In his post Jim reveals that Rodd, while he didn't make the holsters for the film, made the belt worn to hold them onto actor Jack Palance in Shane. The holsters were Heisers.


Shane! The 1953 film opened first here in Australia. I met Mr. Palance at a Hollywood party and he was all class.


For plausibility, notice that the billets of the Shane rig are laced to the belt. This was done so that these 'prop' belts could be adjusted to the actors without requiring an advance fitting; and was a feature of Rodd's sets for Hollywood.
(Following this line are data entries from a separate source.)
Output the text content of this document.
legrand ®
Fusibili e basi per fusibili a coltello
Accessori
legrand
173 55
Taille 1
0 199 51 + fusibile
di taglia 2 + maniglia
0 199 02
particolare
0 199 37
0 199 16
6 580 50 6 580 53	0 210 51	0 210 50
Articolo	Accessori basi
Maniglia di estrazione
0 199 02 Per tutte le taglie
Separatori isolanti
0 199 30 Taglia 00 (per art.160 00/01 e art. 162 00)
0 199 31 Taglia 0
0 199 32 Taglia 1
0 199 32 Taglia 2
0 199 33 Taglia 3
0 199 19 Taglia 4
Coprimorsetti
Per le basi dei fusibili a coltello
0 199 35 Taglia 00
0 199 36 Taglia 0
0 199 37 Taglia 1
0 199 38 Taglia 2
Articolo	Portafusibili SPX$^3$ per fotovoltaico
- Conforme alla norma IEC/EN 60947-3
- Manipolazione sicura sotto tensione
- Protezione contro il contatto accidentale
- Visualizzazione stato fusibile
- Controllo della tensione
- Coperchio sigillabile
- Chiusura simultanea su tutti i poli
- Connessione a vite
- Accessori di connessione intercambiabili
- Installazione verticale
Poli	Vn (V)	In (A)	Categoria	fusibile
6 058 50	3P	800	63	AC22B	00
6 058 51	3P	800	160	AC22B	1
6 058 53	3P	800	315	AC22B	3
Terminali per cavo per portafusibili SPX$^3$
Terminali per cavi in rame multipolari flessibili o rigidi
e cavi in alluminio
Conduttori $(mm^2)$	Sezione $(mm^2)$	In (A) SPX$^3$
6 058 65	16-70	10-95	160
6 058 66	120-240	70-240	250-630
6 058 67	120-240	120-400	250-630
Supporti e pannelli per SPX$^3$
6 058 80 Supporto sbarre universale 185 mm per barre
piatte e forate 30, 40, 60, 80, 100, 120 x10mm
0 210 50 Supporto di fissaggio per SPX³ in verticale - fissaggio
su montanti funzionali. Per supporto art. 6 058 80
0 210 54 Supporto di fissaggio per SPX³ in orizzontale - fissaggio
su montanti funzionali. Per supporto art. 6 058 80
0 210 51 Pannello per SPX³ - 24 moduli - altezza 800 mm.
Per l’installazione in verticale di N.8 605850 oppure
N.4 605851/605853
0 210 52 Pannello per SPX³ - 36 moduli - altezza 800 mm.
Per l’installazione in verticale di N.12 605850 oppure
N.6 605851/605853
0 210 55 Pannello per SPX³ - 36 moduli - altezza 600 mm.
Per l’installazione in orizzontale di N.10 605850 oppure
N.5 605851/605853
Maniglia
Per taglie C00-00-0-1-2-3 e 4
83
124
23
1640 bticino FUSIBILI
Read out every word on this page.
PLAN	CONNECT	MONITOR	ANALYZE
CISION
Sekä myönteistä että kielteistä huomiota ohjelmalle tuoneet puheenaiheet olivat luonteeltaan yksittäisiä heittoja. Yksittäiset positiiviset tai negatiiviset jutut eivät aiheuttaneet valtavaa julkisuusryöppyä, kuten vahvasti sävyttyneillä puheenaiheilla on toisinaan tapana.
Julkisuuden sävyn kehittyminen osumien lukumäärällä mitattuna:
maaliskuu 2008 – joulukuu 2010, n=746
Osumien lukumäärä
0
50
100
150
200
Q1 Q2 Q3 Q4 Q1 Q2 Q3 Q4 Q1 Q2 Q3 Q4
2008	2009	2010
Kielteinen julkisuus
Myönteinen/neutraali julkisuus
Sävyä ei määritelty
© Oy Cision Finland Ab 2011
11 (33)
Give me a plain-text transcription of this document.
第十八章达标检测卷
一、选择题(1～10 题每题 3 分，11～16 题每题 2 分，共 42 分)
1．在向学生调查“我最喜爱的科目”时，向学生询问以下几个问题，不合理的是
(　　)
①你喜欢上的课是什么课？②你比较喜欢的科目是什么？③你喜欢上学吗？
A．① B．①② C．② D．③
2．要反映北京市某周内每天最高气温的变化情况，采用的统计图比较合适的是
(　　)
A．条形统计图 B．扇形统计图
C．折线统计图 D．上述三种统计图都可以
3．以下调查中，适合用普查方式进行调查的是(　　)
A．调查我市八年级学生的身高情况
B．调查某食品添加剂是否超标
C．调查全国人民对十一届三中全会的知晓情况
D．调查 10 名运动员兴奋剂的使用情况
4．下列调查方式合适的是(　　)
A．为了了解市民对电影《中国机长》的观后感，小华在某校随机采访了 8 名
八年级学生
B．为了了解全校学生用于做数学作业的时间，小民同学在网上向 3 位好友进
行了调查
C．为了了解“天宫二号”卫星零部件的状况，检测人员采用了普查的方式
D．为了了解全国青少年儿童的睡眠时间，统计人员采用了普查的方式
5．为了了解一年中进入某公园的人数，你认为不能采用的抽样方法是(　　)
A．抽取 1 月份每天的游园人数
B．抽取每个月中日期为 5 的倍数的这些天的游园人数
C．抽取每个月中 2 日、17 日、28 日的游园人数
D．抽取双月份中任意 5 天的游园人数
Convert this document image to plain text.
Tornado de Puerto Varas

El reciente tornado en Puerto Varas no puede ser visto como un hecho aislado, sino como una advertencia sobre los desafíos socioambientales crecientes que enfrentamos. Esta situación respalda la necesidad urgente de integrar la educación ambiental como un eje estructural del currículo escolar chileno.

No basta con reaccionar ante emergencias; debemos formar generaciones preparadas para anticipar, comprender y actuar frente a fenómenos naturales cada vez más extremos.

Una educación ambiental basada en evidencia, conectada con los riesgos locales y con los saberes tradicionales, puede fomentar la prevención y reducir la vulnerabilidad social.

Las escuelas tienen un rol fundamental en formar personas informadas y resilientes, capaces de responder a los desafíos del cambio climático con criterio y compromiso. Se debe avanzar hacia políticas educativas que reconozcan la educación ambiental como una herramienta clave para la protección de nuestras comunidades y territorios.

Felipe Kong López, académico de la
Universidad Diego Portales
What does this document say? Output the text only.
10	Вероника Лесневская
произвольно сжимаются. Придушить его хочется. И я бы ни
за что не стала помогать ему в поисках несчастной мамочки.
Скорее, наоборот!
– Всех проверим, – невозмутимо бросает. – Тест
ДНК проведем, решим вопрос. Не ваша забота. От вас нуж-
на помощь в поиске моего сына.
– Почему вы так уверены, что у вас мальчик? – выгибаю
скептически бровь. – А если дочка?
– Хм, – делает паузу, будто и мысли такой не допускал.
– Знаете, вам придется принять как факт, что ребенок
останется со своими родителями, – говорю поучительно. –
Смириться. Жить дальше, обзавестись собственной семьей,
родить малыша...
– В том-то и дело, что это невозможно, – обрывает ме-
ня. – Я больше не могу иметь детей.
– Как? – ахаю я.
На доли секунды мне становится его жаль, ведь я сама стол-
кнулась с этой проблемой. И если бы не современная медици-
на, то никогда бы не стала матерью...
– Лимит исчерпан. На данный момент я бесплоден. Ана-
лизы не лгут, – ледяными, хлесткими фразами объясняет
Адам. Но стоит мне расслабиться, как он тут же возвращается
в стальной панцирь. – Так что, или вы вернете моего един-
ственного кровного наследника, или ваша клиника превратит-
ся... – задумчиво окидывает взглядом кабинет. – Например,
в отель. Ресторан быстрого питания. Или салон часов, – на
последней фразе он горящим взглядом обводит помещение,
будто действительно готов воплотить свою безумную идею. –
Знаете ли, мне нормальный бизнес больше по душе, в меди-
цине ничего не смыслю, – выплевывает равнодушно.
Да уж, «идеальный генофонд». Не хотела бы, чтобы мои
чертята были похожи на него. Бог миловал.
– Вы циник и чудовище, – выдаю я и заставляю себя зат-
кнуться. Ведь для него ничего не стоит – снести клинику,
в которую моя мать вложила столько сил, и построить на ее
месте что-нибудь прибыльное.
One of Palance's revolvers:



Rodd, who was a gun coach before Arvo Ojala appeared in Hollywood (in an article he reported that originally they used live ammo on the sets) to do the same, also lists these films in his c.v.:


1956's Jerry Lewis film "Pardners". Both rigs feature Redwing's laced-on billets. And the revolver that Jerry is tossing:



Again, with Elvis for 1969's "Charro"; and again with the laced billets:




The film's poster (above) shows the lacing better; note also the pair of cartridges ahead of the holster, both above and below and in the Pardners image, that also was a Redwing feature.



Why the pair of loops? My friend Roger Combs tells us why in 'Holsters & Other Gunleather' (1984). The model: another friend Bob Arganbright who checks in here on holsterguys.com from time to time :-)



Rodd also was 'one of us'. Here he is at the 1963 Fast Draw championships alongside a host of other actors you'll recognize:



Rodd was educated in England (and records show his birthplace as both London and NYC) so had an English accent. He appeared in Key Largo as one of two Indian characters, and again in Creature From the Black Lagoon; and other classic films including Rancho Notorious, Sergeants Three, Flaming Star (not so much a classic, also with Presley), even the Ten Commandments. His first name was Rodric and he appears in records as Rodric, Rod and Rodd. His real name is a very long, East Indian mouthful.



Rodd lived 34 Aug 1904 to 29 May 1971. His wife, Erika, b. Germany and just a few years his junior, lived another two decades.